Let $x$ and $y$ be two points on the unit sphere $S^{n-1}$ in Euclidean space ${\mathbb{R}}^n$. Suppose that the angle $\theta$ between the points $x$ and $y$ is acute, so that the dot product $x\cdot y=\cos\theta>0$, where we treat $x$ and $y$ as unit vectors. The angle $\theta$ can be interpreted as the geodesic distance between $x$ and $y$ in the round metric on the sphere $S^{n-1}$.
The Cauchy inequality applied here states that $x\cdot y\le 1$. Equality holds if and only if $x=y$. (The case where $x$ and $y$ are antipodal is ruled out by the condition that the angle $\theta$ is acute.)

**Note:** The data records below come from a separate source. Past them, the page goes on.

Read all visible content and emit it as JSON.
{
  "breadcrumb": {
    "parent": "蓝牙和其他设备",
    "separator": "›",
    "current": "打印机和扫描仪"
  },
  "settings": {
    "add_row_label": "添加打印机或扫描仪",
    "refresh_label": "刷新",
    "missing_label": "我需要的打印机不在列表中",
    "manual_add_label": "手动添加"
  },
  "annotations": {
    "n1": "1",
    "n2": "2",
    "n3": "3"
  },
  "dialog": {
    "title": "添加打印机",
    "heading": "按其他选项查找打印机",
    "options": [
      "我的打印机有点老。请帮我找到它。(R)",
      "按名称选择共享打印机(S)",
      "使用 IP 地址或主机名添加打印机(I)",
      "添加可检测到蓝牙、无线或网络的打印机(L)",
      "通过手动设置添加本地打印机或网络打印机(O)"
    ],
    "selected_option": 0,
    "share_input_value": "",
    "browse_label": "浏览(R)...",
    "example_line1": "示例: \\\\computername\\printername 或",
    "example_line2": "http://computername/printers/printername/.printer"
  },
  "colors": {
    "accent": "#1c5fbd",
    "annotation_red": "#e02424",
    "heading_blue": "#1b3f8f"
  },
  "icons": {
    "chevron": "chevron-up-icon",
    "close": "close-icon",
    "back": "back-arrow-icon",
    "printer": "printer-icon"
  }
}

I'm curious as how we can sharpen this inequality to account for the situation when the geodesic distance $\theta$ is large. Noting that $\cos \theta < 1-\theta^2/2$ as $\theta$ is acute, this basic estimate geometrically becomes $x\cdot y <1-\theta^2/2$.
I'm wondering if my lower bound is the best possible. In other words, is it true that $1-x\cdot y=O(\theta^2)$ if the angle $\theta$ is acute?
Is there an analogue of this sharpened inequality when we consider points on the unit sphere $S^{2n-1}$ in complex Euclidean space ${\mathbb{C}}^n$ and apply the complex Cauchy inequality instead?